Catalyst Bioscenes (CBIO) – Liquidation – 29% Upside
Catalyst Biosciences is a failed biopharma company in liquidation – although it’s a tiny nano-cap, the trading volume stands at a rather liquid $250k/day. The company has already sold its main development drug in May’22 and paid out a large $1.43/share special dividend in September (the setup was previously highlighted here and here). Management is now looking to sell the 3 remaining smaller assets. Meanwhile, the balance sheet is comprised of $23m cash ($0.73/share) and $5m receivable ($0.15/share) from the previous asset sale that will be paid by the end of May’23. Under the most recent management’s expectations as of Aug’22, the final liquidation proceeds should amount to $0.63/share, or a 29% upside from the current prices. The expected timeline of full liquidation and further distributions has not been provided yet but the liquidation will most likely stretch until at least mid’23 when the receivable is due. There are several aspects / risks worth considering:
- The details on the $0.63/share estimated liquidation proceeds were very limited and no further updates on this have been shared by management over the last 5 months. On a positive side, management noted that distributions could be higher if the company manages to monetize the remaining assets.
- The key risk here is further cash burn till the liquidation is completed. It remains to be seen to what levels the admin expenses have been cut after all the development programs have been suspended and employee count reduced to 6 persons. As of Q3’22 the cash buffer to management’s projected distributions stands $8m, whereas Q3 G&A expense was $4.4m – the expenses were likely elevated due to the proxy war/stockholder litigation that has now been concluded. G&A cash burn must drop much closer to $2m/quarter for management’s liquidation proceeds to be achievable. That definitely seems possible, however, the continuing silence from management adds a bit of unease. Investors will probably stay in the dark until Q4 results are released in March next year.
- The activist, JEC II Associate, which had previously supported management’s liquidation plan, fully sold out of its 8% stake in September, a few days after the special $1.43/share dividend was paid out. Most of the shares were disposed at $0.52/share (vs $0.49/share current price). The reason for the sale has not been disclosed.

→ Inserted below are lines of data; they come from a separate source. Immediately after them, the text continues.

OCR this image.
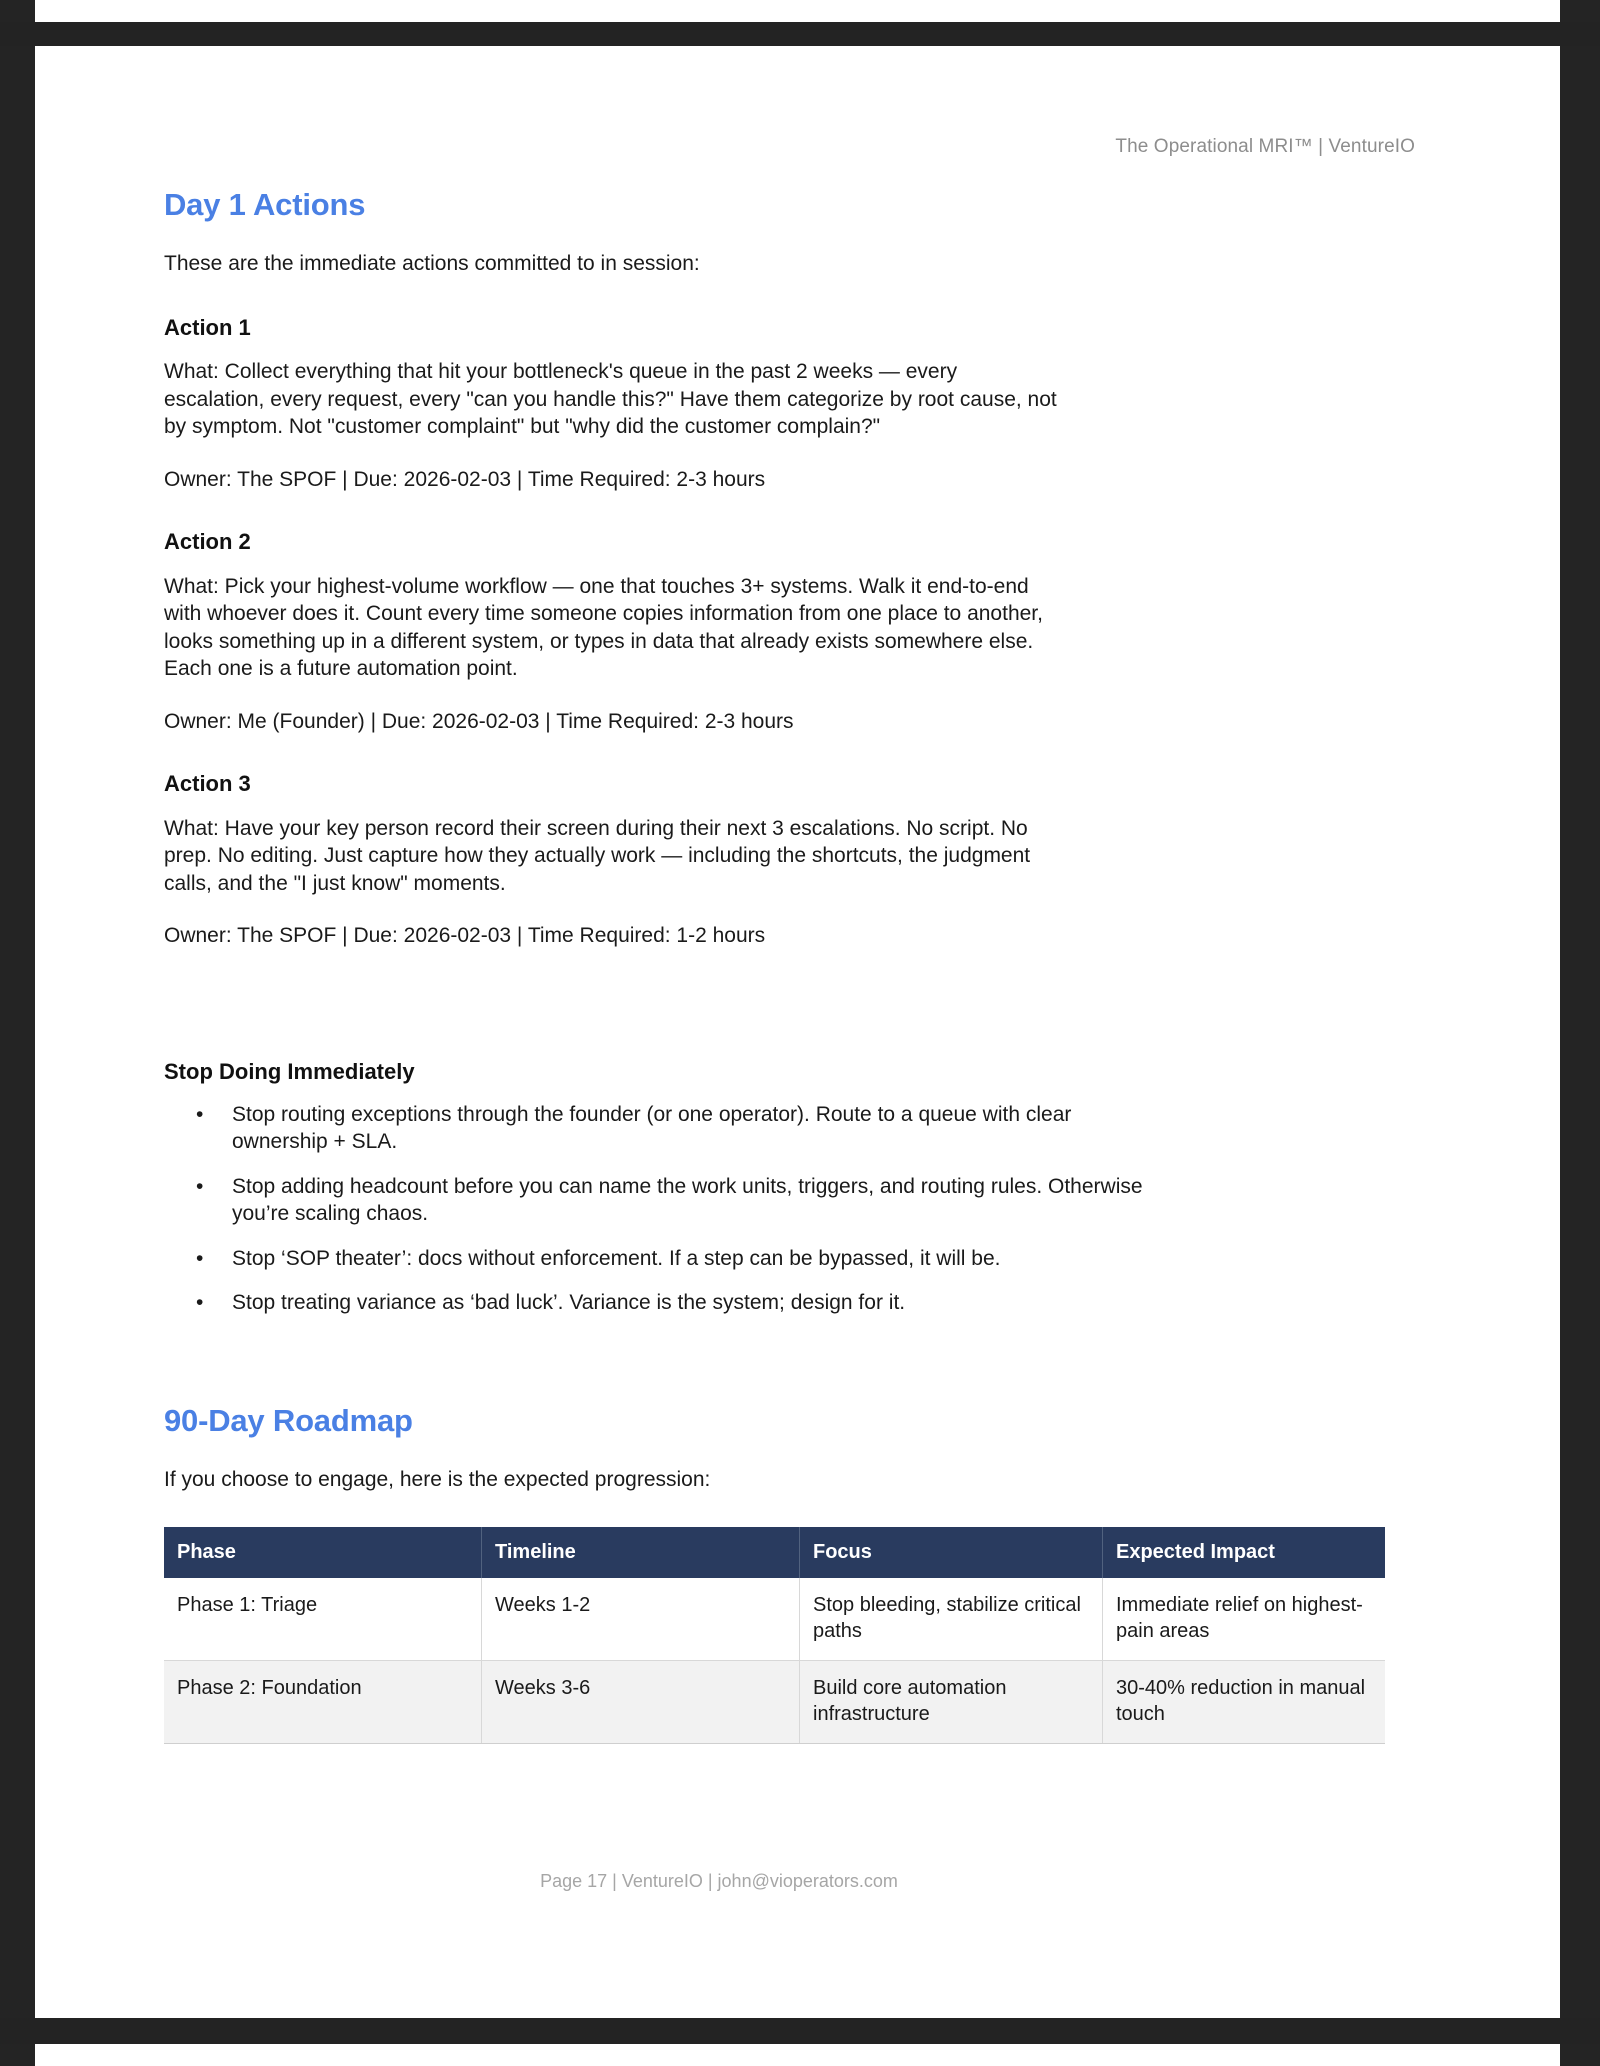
The Operational MRI™ | VentureIO
Day 1 Actions

These are the immediate actions committed to in session:

Action 1

What: Collect everything that hit your bottleneck's queue in the past 2 weeks — every escalation, every request, every "can you handle this?" Have them categorize by root cause, not by symptom. Not "customer complaint" but "why did the customer complain?"

Owner: The SPOF | Due: 2026-02-03 | Time Required: 2-3 hours

Action 2

What: Pick your highest-volume workflow — one that touches 3+ systems. Walk it end-to-end with whoever does it. Count every time someone copies information from one place to another, looks something up in a different system, or types in data that already exists somewhere else. Each one is a future automation point.

Owner: Me (Founder) | Due: 2026-02-03 | Time Required: 2-3 hours

Action 3

What: Have your key person record their screen during their next 3 escalations. No script. No prep. No editing. Just capture how they actually work — including the shortcuts, the judgment calls, and the "I just know" moments.

Owner: The SPOF | Due: 2026-02-03 | Time Required: 1-2 hours

Stop Doing Immediately
• Stop routing exceptions through the founder (or one operator). Route to a queue with clear ownership + SLA.
• Stop adding headcount before you can name the work units, triggers, and routing rules. Otherwise you’re scaling chaos.
• Stop ‘SOP theater’: docs without enforcement. If a step can be bypassed, it will be.
• Stop treating variance as ‘bad luck’. Variance is the system; design for it.
90-Day Roadmap

If you choose to engage, here is the expected progression:

Phase	Timeline	Focus	Expected Impact
Phase 1: Triage	Weeks 1-2	Stop bleeding, stabilize critical paths	Immediate relief on highest-pain areas
Phase 2: Foundation	Weeks 3-6	Build core automation infrastructure	30-40% reduction in manual touch
Page 17 | VentureIO | john@vioperators.com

PREVIOUS QUICK PITCHES PLAYING OUT
Evergreen Gaming Corporation (TNA.V) – Merger Arbitrage / Bidding War – Completed +25%
Evergreen Gaming Corporation was originally covered in September and delivered much juicier results than expected initially. House-banked card room operator TNA agreed to merge with larger peer Maverick Gaming. Consideration was US$0.55/share and 6.5% spread was there at the time of our initial highlight. This seemed to be a done deal with TNA insiders (78% ownership) in support of the merger. However, the offer seemed lowball compared to peers and similar industry transactions. On November 23, TNA received a competing proposal from another private peer TIL Gaming at US$0.605/share. Maverick Gaming promptly matched the bid and then raised it two more times to the final US$0.65/share. Due to this bidding war, the initial 6.5% arb spread idea delivered a total of 25% over 3 months.